Ordnance QF25 / QF17 pdr Gun
Howitzer & AT-Gun with Limber & Crew
The Ordnance QF 25-pounder, or more simply 25-pounder or 25-pdr, was the major British field gun and howitzer during the Second World War, possessing a 3.45-inch (87.6 mm) calibre. It was introduced into service just before the war started, combining both high-angle and direct-fire abilities, a relatively high rate of fire, and a reasonably lethal shell in a highly mobile piece. It remained the British Army’s primary artillery field piece well into the 1960s, with smaller numbers serving in training units until the 1980s. Many Commonwealth countries used theirs in active or reserve service until about the 1970s and ammunition for the weapon is currently being produced by Pakistan Ordnance Factories. Initial production was slow, but by 1945 over 13,000 units had been manufactured. The 25-pounder was probably the most outstanding field artillery piece used by British and Commonwealth forces in the Second World War, being durable, easy to operate and versatile.
The 25-pounder fired “separate” or two-part ammunition – the projectile was loaded separately from the propelling charge in its (usually brass) cartridge case with its integral primer. Typically for a quick-firing gun, the cartridge case provided obturation.

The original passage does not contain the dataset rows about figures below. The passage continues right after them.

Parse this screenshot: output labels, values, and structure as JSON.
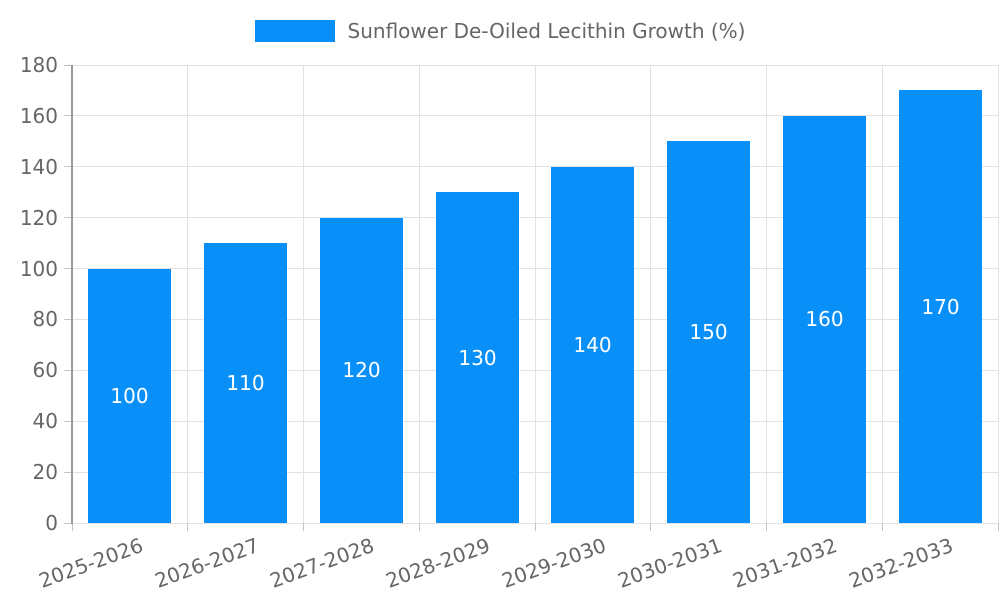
{
  "chart_data": {
    "type": "bar",
    "title": "Sunflower De-Oiled Lecithin Growth (%)",
    "categories": [
      "2025-2026",
      "2026-2027",
      "2027-2028",
      "2028-2029",
      "2029-2030",
      "2030-2031",
      "2031-2032",
      "2032-2033"
    ],
    "values": [
      100,
      110,
      120,
      130,
      140,
      150,
      160,
      170
    ],
    "value_labels": [
      "100",
      "110",
      "120",
      "130",
      "140",
      "150",
      "160",
      "170"
    ],
    "yticks": [
      0,
      20,
      40,
      60,
      80,
      100,
      120,
      140,
      160,
      180
    ],
    "ytick_labels": [
      "0",
      "20",
      "40",
      "60",
      "80",
      "100",
      "120",
      "140",
      "160",
      "180"
    ],
    "ylim": [
      0,
      180
    ],
    "xlabel": "",
    "ylabel": "",
    "grid": true,
    "legend_position": "top-center",
    "colors": {
      "bar": "#0990f8",
      "text": "#666666",
      "axis_line": "#9a9a9a",
      "gridline": "#e2e2e2",
      "tick_mark": "#c4c4c4",
      "value_label": "#ffffff"
    }
  }
}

There were many marks of cartridge, mostly differentiated by propellant type. Double-base propellant (nitrocellulose/nitroglycerine) was the UK standard but one mark used US single-base (nitrocellulose only). However, triple-base nitrocellulose/nitroglycerine/picrite was used throughout the war and eventually replaced all others.
The 25-pounder main ammunition was the high-explosive (HE) streamlined shell with a 5/10 CRH ogive and boat tail. The explosive filling varied between 450-900g of TNT (854-1708 kilojoules of explosive energy). It was also provided with base ejection smoke (white and coloured), star shells, and chemical shells. Incendiary and coloured flare shells were developed but not introduced into service, and smoke shells were sometimes reloaded with propaganda leaflets or metal foil “window”. The UK did not develop a WP smoke shell for the 25-pounder.
For anti-tank use, the 25-pounder was also supplied with a limited amount of 20 pounds (9.1 kg) solid armour-piercing (AP) shot, later replaced with a more potent version with a ballistic cap (APBC). The AP shot was fired with maximum charge, charge No. 3, super, or super with Super increment depending on the ordnance mark, as muzzle velocity was critical in direct fire for penetration and a flat trajectory.
The Ordnance Quick-Firing 17-pounder (or just 17-pdr) was a 76.2 mm (3 inch) gun developed by the British during World War II. It was used as an anti-tank gun on its own carriage, as well as equipping a number of British tanks.
Before the QF 6-pounder had entered service, the British predicted that it would soon be inadequate given the increasing armour of German tanks. In late 1940 the design of a replacement began, and was largely completed by the end of 1941. A prototype production line was set up in spring 1942, and with the appearance of Tiger I tanks in early 1943 in the North African Campaign, the first 100 prototype 17-pounder anti-tank guns were quickly sent to help counter this new threat. So great was the rush that they were sent before proper carriages had been developed, and the guns had to be mounted in the carriages of 25-pounder gun-howitzers. These early weapons were known as 17/25-pounders and given the codename “Pheasant”. They first saw action in February 1943.